Question

Blastn command line results -- bad alignments but high scores

0

Entering edit mode

9.7 years ago

jennycade • 0

I'm running blastn from the command line and keep getting weird results -- about half of the sequences have terrible alignments to the query, but have the same scores and E values as perfect matches. Using the -perc_identity option doesn't seem to change anything. I've tried changing just about everything except for the blast database.

If anyone has any advice I'd be very grateful.

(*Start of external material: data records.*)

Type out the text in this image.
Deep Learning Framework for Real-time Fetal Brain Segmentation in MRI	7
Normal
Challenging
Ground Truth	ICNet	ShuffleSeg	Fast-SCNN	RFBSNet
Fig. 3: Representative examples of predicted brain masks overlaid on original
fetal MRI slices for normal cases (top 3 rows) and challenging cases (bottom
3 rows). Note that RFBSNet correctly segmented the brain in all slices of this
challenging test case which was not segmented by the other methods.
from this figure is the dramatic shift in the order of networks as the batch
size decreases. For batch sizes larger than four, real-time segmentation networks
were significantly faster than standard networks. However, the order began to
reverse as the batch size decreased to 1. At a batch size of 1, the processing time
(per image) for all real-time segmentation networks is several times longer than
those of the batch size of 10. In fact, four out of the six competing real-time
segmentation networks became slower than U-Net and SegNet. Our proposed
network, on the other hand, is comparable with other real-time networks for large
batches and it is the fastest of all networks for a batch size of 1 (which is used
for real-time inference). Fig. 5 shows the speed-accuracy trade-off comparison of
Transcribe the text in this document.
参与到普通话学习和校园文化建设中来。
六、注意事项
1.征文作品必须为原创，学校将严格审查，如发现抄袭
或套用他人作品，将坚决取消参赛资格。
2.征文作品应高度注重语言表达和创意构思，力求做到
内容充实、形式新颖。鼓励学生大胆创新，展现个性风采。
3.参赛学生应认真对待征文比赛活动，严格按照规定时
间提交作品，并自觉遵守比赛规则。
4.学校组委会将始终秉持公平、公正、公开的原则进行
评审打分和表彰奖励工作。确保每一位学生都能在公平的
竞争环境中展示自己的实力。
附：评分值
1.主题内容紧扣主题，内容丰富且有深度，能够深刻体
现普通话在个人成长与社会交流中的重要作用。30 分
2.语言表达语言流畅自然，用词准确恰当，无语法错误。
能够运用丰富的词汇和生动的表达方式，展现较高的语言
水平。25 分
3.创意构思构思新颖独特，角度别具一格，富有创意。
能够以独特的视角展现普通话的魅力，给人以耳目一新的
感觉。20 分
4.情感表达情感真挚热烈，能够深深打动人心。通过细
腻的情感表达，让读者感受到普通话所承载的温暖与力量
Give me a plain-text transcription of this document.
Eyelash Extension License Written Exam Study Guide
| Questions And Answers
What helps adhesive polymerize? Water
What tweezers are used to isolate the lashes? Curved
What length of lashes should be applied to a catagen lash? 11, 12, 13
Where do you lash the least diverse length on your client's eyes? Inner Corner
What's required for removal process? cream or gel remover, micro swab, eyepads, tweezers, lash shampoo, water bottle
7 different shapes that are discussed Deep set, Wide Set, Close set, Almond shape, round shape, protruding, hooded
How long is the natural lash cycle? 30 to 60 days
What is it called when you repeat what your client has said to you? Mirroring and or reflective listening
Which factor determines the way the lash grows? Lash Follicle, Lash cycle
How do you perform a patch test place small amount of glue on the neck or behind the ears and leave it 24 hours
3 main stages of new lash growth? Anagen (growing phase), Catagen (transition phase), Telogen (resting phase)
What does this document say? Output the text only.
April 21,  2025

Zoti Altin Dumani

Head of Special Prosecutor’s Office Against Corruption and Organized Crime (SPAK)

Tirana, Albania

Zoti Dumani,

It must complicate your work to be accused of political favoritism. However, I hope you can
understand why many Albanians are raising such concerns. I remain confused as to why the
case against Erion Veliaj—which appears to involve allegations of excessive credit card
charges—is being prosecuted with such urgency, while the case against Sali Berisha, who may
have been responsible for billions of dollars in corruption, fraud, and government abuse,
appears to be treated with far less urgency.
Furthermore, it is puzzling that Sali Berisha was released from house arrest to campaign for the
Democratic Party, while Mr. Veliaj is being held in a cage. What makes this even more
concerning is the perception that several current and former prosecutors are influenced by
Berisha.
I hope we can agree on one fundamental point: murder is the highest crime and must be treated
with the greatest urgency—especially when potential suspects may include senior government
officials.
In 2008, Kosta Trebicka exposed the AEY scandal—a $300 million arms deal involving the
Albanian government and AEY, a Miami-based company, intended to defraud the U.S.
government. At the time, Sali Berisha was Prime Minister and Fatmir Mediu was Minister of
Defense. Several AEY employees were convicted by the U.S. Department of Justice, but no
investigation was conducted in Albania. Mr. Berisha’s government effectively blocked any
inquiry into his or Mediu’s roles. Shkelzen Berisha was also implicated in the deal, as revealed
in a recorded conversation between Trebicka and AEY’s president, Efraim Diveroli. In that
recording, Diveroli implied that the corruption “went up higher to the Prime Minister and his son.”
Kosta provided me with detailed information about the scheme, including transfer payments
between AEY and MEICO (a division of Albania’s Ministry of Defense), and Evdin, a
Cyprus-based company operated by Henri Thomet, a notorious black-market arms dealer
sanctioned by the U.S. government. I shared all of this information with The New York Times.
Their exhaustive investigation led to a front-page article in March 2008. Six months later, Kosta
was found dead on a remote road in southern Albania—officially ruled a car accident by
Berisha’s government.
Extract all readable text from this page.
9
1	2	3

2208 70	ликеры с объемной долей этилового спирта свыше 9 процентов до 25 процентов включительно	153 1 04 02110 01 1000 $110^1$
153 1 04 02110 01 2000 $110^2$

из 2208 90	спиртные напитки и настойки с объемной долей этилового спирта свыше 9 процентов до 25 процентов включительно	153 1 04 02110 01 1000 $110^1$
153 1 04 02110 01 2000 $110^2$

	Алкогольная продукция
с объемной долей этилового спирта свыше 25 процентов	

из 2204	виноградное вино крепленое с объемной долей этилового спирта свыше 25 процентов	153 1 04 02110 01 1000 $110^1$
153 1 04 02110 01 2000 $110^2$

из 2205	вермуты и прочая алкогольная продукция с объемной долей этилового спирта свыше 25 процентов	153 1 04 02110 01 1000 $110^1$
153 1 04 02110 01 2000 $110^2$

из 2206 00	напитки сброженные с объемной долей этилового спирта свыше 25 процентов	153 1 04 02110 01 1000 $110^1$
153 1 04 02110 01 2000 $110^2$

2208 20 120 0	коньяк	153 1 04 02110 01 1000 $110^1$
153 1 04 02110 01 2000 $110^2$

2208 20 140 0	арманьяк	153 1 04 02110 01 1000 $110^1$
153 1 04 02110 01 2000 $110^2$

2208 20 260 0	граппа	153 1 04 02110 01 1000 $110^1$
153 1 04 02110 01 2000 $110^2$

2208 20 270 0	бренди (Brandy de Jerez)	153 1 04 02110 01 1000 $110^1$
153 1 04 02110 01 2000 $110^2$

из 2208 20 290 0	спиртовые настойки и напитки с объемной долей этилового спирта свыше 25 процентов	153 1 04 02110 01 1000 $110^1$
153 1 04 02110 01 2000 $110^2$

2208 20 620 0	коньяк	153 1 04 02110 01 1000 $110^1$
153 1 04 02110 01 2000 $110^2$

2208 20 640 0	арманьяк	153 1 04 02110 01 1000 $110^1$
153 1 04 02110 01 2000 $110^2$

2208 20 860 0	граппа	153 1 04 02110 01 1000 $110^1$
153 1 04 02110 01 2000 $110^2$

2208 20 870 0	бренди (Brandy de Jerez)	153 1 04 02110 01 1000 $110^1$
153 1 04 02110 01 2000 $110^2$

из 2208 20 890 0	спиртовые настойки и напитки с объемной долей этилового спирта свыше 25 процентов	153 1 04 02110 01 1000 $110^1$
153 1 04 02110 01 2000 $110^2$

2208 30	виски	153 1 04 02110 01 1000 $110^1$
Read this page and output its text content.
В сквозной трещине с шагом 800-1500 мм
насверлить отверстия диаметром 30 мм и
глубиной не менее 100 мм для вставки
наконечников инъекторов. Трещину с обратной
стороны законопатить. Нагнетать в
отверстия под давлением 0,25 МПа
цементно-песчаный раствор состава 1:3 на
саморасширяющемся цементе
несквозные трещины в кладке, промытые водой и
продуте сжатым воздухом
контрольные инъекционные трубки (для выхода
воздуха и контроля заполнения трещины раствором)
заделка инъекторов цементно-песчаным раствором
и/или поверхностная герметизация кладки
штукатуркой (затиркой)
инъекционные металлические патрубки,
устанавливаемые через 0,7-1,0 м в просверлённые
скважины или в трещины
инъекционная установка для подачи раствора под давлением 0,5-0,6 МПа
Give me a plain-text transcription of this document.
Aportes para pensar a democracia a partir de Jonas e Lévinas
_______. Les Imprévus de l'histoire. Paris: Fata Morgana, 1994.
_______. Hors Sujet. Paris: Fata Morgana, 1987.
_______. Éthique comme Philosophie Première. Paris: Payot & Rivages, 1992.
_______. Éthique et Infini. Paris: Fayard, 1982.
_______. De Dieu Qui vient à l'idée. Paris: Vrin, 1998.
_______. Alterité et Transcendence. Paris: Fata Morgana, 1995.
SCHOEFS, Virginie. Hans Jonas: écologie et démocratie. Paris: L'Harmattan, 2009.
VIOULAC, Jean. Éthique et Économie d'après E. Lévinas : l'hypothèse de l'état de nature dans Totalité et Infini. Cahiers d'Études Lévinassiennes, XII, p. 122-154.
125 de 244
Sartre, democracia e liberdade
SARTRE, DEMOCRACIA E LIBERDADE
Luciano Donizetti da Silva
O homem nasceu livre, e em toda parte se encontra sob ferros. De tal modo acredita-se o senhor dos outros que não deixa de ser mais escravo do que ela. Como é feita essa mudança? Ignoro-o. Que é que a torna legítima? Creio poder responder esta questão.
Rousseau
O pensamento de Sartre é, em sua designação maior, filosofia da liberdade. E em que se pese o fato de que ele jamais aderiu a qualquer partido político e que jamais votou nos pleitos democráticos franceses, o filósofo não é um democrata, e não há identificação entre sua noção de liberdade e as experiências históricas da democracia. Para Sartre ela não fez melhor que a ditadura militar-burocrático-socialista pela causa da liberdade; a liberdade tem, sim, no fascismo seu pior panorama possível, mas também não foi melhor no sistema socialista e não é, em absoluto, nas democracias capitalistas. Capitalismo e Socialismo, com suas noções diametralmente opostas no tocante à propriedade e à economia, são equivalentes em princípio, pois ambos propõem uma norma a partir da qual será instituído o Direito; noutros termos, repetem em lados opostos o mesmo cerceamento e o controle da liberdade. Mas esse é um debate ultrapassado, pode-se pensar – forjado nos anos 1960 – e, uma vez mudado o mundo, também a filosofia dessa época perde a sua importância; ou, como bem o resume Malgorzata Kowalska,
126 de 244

ETA: This is using BLASTN 2.2.30+.

Command line used: blastn -db ../i20.fasta -query query1.txt -out test.txt -perc_identity 100

Example of results:

>HS3:591:C5VMVACXX:4:1101:10795:94073 1:N:0:CTAAGGTC
Length=100

 Score =   102 bits (55),  Expect = 2e-20
 Identities = 12/55 (22%), Gaps = 0/55 (0%)
 Strand=Plus/Plus

Query  1   GTATTTTTCAATTCTATTTACGCGTATAATATATCTTCGTCAACTATTGTGGAGT  55
           |    |   | |            || || | |                |    |
Sbjct  33  GGTGGTAAGATTCAATAAATACAATACAAGACACACATTATCTAATGGCTCTTTT  87

>HS3:591:C5VMVACXX:4:2316:8876:76137 1:N:0:CTAAGGTC
Length=100

 Score =   102 bits (55),  Expect = 2e-20
 Identities = 55/55 (100%), Gaps = 0/55 (0%)
 Strand=Plus/Plus

Query  1   GTATTTTTCAATTCTATTTACGCGTATAATATATCTTCGTCAACTATTGTGGAGT  55
           |||||||||||||||||||||||||||||||||||||||||||||||||||||||
Sbjct  41  GTATTTTTCAATTCTATTTACGCGTATAATATATCTTCGTCAACTATTGTGGAGT  95

blast • 2.9k views

ADD COMMENT • link updated 2.5 years ago by Ram 44k • written 9.7 years ago by jennycade • 0

0

Entering edit mode

If you blast against very big contigs, then blast will return all the matches that fit your threshold. For instance your query could match many times against chromosome 1; so the score isn't for any particular match but for chromosome 1 in total.

Can you provide the blast version and the exact command line used and we can provide more help.

ADD REPLY • link updated 2.5 years ago by Ram 44k • written 9.7 years ago by mark.ziemann ★ 1.9k

0

Entering edit mode

Thanks for the reply. I added the version and command line I used to the post.

The database I'm searching is a bunch of sequencing reads, so they're not huge contigs. The thing that's really confusing me is that one sequence that only matches in 12 positions has the same score as another sequence one that matches all the way across.

ADD REPLY • link 9.7 years ago by jennycade • 0

0

Entering edit mode

Can you post the read sequences that were the queries in your example output? And the species of interest (I don't have your database). I wanted to recreate this locally.

ADD REPLY • link 9.7 years ago by pld 5.1k

0

Entering edit mode

Thanks. The query is just the 55 bp sequence shown in the example—the sequencing reads are in the database. This is in an Arabidopsis mutant.

(I hope I'm being clear enough. I'm a newbie to bioinformatics!)

ADD REPLY • link 9.7 years ago by jennycade • 0

0

Entering edit mode

Can you pull the sequencing reads from the database?

ADD REPLY • link 9.7 years ago by pld 5.1k

score 0 · Answer 1 · 2015-03-13

Mystery solved—I'm looking at paired-end sequencing reads, and it turns out that the poorly-aligning sequences that showed up were mates of the good matches. I had concatenated the two read files together before I made the database, so blast was pulling out both of the mates in a pair when it gave me the results.

When I blast against a database made from just one of the read files it works fine.